DES PUBLICATIONS concernant les fractures fémorales atypiques reposant notamment sur des séries de cas rapportés ont vu le jour ces dernières années. Certaines d’entre elles suggéraient l’augmentation de la survenue de ce type de fracture sous traitement par bisphosphonates, sans qu’un mécanisme physiopathologique précis ne soit reconnu. Les éléments publiés résultaient le plus souvent d’analyses de bases de données, sans analyse des dossiers, et d’études rétrospectives, avec analyse radiologique mais sans données cliniques. Dans ce contexte de données dissemblables et donc controversées, l’ASBMR (American Society for Bone and Mineral Research) définissait en 2010 des critères bien précis des fractures atypiques (lire encadré).

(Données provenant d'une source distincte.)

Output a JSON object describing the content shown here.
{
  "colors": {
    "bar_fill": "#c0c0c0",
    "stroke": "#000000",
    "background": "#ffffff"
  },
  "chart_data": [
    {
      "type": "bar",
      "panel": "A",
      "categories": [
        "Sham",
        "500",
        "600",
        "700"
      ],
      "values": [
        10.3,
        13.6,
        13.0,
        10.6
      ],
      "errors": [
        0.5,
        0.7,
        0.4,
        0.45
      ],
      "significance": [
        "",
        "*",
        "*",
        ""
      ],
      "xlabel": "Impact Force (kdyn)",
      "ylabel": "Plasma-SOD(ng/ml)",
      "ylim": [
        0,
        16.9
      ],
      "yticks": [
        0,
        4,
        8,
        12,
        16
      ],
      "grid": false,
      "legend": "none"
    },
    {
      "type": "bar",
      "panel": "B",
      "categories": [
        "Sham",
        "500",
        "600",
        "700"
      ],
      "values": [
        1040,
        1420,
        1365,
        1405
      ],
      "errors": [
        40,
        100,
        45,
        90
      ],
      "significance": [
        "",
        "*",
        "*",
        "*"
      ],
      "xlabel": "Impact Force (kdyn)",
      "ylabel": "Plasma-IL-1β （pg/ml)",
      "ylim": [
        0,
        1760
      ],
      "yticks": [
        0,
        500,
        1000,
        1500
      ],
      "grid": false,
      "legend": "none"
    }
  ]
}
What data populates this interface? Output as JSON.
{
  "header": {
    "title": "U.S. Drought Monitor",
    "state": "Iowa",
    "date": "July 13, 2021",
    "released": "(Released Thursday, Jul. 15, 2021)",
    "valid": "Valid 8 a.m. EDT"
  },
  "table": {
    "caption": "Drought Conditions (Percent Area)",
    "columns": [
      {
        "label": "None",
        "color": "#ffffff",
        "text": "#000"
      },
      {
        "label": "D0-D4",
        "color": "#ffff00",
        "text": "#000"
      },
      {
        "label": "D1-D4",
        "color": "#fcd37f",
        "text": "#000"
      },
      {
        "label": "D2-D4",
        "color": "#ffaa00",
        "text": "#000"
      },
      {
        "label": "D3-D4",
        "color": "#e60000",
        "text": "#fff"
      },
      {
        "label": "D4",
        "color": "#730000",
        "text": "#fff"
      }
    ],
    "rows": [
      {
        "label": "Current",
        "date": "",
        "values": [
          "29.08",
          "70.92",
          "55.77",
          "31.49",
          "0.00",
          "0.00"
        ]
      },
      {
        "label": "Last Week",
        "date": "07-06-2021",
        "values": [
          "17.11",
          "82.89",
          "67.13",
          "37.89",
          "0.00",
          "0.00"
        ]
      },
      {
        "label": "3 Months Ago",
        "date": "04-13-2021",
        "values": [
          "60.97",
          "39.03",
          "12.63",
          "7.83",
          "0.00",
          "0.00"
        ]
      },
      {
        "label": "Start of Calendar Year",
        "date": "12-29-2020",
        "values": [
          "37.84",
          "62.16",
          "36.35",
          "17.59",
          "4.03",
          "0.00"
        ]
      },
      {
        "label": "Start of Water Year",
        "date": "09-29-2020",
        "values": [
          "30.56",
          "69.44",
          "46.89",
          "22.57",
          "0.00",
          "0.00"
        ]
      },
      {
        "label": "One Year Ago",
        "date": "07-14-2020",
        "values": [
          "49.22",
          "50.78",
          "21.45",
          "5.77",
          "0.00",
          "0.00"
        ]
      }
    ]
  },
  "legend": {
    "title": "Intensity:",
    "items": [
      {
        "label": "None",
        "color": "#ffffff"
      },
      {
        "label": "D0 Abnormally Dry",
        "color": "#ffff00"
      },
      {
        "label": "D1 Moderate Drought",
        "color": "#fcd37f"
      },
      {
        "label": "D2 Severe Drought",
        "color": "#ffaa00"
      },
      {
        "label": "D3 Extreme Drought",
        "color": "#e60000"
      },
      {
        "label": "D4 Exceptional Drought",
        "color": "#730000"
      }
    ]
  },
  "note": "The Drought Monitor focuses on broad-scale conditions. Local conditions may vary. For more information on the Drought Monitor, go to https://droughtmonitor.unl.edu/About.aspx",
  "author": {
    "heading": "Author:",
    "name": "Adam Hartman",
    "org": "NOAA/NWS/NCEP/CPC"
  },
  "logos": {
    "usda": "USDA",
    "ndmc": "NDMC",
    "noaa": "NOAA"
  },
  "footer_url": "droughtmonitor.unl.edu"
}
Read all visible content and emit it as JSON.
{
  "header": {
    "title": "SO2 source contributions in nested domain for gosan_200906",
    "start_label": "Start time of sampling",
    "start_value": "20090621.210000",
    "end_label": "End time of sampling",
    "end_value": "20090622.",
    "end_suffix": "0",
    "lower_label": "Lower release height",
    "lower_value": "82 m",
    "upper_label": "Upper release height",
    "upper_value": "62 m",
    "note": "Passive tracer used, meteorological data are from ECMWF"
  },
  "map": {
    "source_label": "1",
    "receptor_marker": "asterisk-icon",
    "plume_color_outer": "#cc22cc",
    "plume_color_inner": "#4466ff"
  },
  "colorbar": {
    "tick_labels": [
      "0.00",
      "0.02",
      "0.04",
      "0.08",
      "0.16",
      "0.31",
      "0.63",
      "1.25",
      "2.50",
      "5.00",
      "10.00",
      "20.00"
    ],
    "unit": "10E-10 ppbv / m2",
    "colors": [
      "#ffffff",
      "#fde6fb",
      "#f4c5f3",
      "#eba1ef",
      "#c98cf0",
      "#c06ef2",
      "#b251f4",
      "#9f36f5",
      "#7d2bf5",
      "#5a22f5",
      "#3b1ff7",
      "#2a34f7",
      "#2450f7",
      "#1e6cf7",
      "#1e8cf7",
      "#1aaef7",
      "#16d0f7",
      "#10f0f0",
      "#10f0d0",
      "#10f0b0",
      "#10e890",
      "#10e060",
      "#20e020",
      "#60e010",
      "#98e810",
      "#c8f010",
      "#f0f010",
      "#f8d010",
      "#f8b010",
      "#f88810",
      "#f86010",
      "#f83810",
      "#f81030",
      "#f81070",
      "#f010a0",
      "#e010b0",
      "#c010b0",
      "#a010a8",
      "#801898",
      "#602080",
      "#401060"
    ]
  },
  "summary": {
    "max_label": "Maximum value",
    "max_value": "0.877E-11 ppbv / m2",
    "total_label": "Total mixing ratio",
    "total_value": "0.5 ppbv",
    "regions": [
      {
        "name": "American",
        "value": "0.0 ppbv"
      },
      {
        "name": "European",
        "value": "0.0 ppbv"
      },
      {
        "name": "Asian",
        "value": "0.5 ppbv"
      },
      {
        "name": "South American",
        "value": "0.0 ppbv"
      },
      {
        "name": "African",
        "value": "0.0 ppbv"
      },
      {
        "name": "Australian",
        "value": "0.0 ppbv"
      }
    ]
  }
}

« En France, déclare le Dr C. Beaudouin-Bazire, nous avons sélectionné, à partir du codage, les dossiers des patients avec fractures fémorales, hospitalisés dans les départements de chirurgie orthopédique des CHU de Lille, Saint-Étienne et Paris-Cochin, sur une période de cinq ans*. Puis nous avons relu toutes les radiographies et analysé les dossiers cliniques (comptes rendus opératoires inclus) afin de déterminer la fréquence et les caractéristiques des fractures typiques et atypiques selon les critères ASBMR. En confrontant les données des radiographies aux données du codage, nous avons, dans un premier temps, constaté un grand nombre d’erreurs de codage (environ 50 %). Cela implique que les études se basant sur le codage ne sont pas fiables. En outre, l’examen des dossiers cliniques (qui n’avait pas été réalisé dans les études publiées) nous apportait de nombreux renseignements que la radiographie ne nous fournissait pas ».
Erreurs de codage.
Les auteurs de l’étude ont ainsi pu constater que l’incidence des fractures atypiques était très faible. En effet, la lecture des radiographies préopératoires et des dossiers a été possible pour 574 patients, parmi lesquels on relevait 12 fractures atypiques (4 %) selon les critères ASBMR.
En prenant en compte les quatre codes de fractures fémorales (cervicales, intertrochantériennes, sous-trochantériennes et diaphysaires), il est apparu que les erreurs de codage étaient surtout importantes dans le groupe des fractures sous-trochantériennes (plus de 70 %) alors qu’elles étaient de 15 à 20 % dans les autres groupes. Ceci est probablement dû au fait qu’un grand nombre de fractures trochantérodiaphysaires (qui passent par le trochanter) avaient été codées en fractures sous-trochantériennes. Parmi les fractures atypiques, cinq avaient eu lieu sous bisphosphonates.
« À l’issue de ce travail, souligne C. Beaudouin-Bazire, il est impossible de conclure que le nombre de fractures fémorales atypiques augmente sous bisphophonates. Si jamais c’est le cas, c’est de façon infime par rapport au bénéfice apporté par ces médicaments. Il est également logique de penser que ce serait normal d’observer plus de fractures chez les patients traités par bisphophonates que chez les non traités non ostéoporotiques. Tout simplement ».
En conclusion, il est très difficile d’interpréter les données de la littérature et d’en tirer des conclusions car les bases de données étaient jusqu’à présent non fiables et l’examen des radiographies insuffisant à lui seul. L’incidence des fractures fémorales atypiques et l’impact des bisphophonates ou d’autres traitements ou comorbidités ne peuvent être connus qu’à partir d’une étude prospective multicentrique, française ou internationale.
D’après un entretien avec le Dr Constance Beaudouin-Bazire, service de Rhumatologie B, CHU Cochin, Université Paris Descartes, Paris.
* session plénière 7268. « Fréquence des fractures fémorales atypiques : effet du codage et de l’analyse des dossiers ». C Beaudouin-Bazire et coll.